Microsoft will start automatically pumping out its first service packs for the Office 2007 suite next month.
The software giant said in a statement late yesterday that it plans to stagger automatic updates and has earmarked 16 June* as the big day when distribution will begin.
Office 2007 service pack one (SP1) was released as a manual download in December last year. Exchange SP1 and Sharepoint SP1 also landed late 2007.
System administrators and ordinary folk who couldn't be bothered with the hassle of manually installing the service packs on their machines will, from mid-June, see the updates pushed out automatically.
There is one caveat, however: customers will need to have Microsoft Update (MU) installed and the automatic downloading feature turned on first.

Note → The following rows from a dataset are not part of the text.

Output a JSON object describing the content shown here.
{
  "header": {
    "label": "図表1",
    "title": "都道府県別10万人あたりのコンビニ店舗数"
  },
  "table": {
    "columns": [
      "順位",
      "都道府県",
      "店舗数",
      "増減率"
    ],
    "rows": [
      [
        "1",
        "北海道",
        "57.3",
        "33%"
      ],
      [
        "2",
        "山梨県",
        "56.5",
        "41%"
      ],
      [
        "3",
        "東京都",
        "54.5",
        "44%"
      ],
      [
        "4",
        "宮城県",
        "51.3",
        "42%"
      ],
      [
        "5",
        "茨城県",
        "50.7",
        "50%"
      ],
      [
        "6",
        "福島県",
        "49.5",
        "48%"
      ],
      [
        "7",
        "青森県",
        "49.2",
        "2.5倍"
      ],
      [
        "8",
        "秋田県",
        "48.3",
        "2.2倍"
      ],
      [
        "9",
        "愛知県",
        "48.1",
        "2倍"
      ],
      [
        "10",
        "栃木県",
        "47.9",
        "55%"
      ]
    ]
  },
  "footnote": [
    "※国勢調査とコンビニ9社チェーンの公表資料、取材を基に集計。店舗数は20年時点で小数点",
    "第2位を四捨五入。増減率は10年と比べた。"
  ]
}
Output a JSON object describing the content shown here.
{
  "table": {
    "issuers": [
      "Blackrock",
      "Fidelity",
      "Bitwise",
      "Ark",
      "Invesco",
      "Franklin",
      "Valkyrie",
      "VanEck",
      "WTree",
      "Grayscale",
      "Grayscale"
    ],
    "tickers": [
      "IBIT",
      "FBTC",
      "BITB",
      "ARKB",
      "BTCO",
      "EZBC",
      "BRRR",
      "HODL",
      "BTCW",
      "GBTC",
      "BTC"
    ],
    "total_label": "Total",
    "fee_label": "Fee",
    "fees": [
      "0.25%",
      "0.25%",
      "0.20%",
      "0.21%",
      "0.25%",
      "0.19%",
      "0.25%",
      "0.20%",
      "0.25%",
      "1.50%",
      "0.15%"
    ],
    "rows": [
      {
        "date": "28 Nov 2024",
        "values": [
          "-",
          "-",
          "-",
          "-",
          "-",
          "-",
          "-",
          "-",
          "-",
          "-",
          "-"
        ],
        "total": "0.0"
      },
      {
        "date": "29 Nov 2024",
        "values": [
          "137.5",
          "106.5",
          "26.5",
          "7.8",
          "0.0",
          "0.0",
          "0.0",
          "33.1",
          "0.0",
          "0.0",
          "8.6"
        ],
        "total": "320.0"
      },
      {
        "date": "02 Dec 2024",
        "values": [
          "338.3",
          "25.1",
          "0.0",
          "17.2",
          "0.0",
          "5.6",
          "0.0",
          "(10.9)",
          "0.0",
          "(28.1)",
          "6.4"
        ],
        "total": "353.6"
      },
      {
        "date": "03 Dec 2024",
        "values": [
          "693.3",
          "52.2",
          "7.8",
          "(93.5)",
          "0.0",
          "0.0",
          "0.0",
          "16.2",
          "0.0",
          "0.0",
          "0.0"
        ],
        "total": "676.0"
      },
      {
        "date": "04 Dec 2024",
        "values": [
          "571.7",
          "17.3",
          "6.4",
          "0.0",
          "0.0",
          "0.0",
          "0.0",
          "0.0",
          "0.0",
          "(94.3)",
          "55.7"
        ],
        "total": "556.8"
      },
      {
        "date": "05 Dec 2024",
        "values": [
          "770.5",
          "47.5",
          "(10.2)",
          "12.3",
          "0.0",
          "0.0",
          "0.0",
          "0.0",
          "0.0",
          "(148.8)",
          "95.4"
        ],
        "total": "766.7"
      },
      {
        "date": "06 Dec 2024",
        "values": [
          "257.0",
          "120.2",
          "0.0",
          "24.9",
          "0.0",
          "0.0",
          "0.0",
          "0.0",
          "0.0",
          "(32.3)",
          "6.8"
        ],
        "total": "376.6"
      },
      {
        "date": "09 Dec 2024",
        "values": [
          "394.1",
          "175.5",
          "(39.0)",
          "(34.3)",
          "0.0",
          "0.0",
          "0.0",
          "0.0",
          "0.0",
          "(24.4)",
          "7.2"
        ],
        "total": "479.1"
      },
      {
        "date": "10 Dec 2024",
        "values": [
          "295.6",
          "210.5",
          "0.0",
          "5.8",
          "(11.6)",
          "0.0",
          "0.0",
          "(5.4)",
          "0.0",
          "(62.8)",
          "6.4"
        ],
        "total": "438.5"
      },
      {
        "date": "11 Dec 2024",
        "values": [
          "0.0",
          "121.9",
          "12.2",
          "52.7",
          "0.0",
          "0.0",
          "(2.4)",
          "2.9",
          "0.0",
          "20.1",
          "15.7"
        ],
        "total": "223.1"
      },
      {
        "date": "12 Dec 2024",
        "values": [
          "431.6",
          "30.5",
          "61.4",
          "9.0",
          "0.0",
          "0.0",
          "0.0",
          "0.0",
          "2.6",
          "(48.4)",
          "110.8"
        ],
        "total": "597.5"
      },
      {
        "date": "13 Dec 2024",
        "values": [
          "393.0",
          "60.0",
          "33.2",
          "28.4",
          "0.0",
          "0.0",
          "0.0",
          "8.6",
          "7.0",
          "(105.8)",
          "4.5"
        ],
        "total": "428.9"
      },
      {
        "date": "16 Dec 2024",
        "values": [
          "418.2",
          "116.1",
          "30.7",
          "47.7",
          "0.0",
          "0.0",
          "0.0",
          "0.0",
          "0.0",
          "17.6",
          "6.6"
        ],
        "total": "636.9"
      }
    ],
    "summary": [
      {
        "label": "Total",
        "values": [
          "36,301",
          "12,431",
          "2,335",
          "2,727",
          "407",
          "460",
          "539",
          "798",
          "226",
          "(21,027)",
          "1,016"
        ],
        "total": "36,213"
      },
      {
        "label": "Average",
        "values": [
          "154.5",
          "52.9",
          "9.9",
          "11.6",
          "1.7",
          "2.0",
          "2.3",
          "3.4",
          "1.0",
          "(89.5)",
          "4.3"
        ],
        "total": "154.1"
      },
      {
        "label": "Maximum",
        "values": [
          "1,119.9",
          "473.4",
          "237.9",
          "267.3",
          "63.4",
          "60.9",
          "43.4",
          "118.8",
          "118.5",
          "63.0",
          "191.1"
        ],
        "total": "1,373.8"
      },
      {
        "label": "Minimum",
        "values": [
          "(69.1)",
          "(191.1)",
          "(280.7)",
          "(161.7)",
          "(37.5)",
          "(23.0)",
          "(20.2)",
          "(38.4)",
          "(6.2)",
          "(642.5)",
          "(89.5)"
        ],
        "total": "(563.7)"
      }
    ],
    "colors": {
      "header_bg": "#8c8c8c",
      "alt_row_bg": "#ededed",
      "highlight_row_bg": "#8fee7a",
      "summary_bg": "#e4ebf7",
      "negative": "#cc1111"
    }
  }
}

Microsoft said in a statement: "Today we are providing our customers more than 30 days advance notice that SP1 for the 2007 Microsoft Office system, which was made available to the public on 11 December, 2007, will be released via MU automatic distribution beginning 16 June, 2008.
"This means that those customers who have not already installed SP1 and that have chosen to receive updates automatically will start to receive the service pack as early as 16 June. The distribution through MU is a gradual process and so not every customer will see the service pack on 16 June."
In December, Microsoft Office boss Reed Shaffner admitted that customers had been hacked off with the amount of crashes experienced with the first release of Office 2007, which initially failed to capture the market in the way Redmond had anticipated.
Shaffner said at the time that the company hoped SP1 would help "accelerate adoption" of the product that was first released over a year ago somewhat in the shadow of the firm's late-arriving, unloved Windows Vista operating system. ®
* For all you interested pop-pickers out there, that date is 31 years to the day that Larry Ellison and pals incorporated Oracle Corporation in California as Software Development Laboratories.